Explaining its decision to shelve the Nexus Q project for the time being on Wednesday, Google made the following announcement to those who pre-ordered the devices (originally published on The Verge):
We have an important update about your Nexus Q pre-order.
When we announced the Nexus Q at Google I/O, we gave away devices to attendees for an early preview. The industrial design and hardware were met with great enthusiasm. We also heard initial feedback from users that they want the Nexus Q to do even more than it does today. In response, we have decided to postpone the consumer launch of Nexus Q while we work on making it even better.

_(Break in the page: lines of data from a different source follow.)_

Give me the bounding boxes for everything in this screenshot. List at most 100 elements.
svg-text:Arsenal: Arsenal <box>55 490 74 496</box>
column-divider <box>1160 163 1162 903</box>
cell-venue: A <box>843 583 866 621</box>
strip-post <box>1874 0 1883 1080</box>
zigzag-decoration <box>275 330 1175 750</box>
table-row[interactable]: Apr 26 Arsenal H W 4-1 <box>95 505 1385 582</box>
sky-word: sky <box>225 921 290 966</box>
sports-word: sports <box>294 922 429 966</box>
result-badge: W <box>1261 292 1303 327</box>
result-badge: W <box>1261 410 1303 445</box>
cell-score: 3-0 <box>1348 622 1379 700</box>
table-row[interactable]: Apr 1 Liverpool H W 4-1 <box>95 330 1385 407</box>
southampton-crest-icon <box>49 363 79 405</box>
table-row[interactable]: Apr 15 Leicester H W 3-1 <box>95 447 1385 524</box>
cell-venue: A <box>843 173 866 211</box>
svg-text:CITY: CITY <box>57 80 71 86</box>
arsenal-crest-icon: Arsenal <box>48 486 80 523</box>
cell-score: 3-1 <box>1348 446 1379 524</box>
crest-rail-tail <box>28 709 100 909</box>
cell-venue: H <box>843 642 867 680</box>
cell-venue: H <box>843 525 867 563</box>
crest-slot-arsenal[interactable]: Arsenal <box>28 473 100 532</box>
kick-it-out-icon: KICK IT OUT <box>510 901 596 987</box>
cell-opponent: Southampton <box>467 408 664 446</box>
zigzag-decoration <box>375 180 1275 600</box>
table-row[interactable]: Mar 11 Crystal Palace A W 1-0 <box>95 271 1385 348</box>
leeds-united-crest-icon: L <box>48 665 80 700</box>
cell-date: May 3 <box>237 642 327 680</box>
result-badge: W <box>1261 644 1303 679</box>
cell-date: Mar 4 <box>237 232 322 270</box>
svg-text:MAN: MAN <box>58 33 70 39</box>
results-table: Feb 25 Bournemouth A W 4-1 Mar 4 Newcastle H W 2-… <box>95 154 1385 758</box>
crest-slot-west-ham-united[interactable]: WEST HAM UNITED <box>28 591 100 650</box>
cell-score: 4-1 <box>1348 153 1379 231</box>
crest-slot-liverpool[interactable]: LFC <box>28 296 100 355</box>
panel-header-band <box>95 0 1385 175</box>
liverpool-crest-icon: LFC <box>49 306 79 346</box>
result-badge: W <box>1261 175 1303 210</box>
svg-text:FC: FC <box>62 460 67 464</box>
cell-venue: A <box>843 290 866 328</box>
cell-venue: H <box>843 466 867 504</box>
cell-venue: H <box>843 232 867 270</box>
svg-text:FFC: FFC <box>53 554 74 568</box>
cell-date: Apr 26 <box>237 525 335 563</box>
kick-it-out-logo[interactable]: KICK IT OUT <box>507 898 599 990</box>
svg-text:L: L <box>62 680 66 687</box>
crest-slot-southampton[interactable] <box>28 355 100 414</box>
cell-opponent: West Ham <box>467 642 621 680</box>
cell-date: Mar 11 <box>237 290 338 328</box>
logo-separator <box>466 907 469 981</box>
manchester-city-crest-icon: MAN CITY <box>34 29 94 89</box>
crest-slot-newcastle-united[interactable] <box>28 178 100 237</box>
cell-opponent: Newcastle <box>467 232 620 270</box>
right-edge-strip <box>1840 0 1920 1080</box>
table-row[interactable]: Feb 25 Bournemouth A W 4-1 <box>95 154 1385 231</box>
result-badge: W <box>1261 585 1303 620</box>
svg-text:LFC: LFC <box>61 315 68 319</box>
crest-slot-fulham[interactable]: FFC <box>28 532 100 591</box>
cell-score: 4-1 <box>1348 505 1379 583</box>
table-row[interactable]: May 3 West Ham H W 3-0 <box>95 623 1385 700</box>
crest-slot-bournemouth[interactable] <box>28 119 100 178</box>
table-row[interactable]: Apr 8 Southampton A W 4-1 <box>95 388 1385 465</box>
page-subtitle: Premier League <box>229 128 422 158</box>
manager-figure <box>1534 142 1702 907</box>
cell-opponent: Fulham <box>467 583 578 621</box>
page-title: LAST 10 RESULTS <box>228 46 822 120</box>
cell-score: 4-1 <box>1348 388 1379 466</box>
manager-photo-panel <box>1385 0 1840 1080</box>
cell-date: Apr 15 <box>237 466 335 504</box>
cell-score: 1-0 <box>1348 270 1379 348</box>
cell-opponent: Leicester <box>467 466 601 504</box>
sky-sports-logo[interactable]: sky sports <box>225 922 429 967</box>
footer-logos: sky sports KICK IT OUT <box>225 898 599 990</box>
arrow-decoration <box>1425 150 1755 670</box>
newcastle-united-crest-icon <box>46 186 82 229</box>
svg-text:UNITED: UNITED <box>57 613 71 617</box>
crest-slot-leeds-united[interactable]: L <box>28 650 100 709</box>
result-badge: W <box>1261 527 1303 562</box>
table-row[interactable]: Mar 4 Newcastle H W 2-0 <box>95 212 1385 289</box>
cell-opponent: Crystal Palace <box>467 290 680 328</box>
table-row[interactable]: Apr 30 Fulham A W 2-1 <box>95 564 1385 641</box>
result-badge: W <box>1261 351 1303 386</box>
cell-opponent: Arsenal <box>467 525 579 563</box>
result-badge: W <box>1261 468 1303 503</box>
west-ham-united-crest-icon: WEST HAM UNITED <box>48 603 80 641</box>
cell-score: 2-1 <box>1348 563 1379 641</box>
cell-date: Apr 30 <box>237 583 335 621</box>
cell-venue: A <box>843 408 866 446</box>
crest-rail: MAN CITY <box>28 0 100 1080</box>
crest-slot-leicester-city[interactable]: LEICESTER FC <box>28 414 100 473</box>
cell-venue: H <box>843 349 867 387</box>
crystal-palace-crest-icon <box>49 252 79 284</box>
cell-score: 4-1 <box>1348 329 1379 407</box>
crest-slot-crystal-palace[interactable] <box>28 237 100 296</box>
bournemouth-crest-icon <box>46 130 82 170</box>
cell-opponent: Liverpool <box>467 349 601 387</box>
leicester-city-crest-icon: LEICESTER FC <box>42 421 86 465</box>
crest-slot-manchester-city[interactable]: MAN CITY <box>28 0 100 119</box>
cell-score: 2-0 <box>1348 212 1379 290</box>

Google’s decision came as a welcome one among critics of the Nexus Q’s $300 price tag which, when compared to the capabilities of devices like the Roku and Apple TV—both of which cost a third of the price or less—seemed a bit steep for even the most dedicated of Google fans. Then again, part of the Nexus Q’s claim to fame, as Google eagerly pointed out during I/O, is the fact that, unlike its aforementioned competitors, the Nexus Q will be made in the United States.
This would serve to explain away at least a portion of the price disparity, but certainly not all of it—especially given how limited the Google gadget’s capabilities are in comparison to its closest counterparts. Of course, the question then becomes, what will Google do to match the Nexus Q’s currently limited usefulness to its clear aesthetic appeal without driving the price even higher?
(If you know, by all means, please share your ideas and thoughts in the comments below!)
Clearly, Google is headed in a very lucrative direction by shifting its sights to powering the home entertainment experience. And by introducing a device that acts as a conduit between the cloud and users’ home entertainment devices (TVs, stereos, etc.), Google has immediately done away with the inconvenience and potential limitations brought on by constant downloading and syncing by introducing the Nexus Q. Add to that the unmatched Google ecosystem, flush with more content than any one person could ever consume, and one realizes that it’s just a matter of time before Google is the standard-bearer in long-sought-after area of user activity.
However, achieving that dream scenario still rests quite strongly on how well Google controls the Q’s cost as it seeks to cross that threshold.
To Google’s credit, the company has made a substantial investment in its image to buy itself some time as it works through the Nexus Q delay. From its “Made in the USA” promise to its admirable confession that the Nexus Q wasn’t ready for consumer release, Google has undeniably earned itself some time to get this thing right without losing would-be customers.
As for the people who caused Google’s American-made entertainment orb to sell out as soon as it debuted at the I/O conference, they arguably have reason to celebrate the delay. You see, there was more to Google’s announcement to pre-orderers:
To thank you for your early interest, we’d like to extend the Nexus Q preview to our pre-order customers and send you a free device. If you had other items in your order, your credit card will be charged for those items only.
Your Nexus Q will be on its way soon and you will receive a notification and tracking number from Google Play when it ships.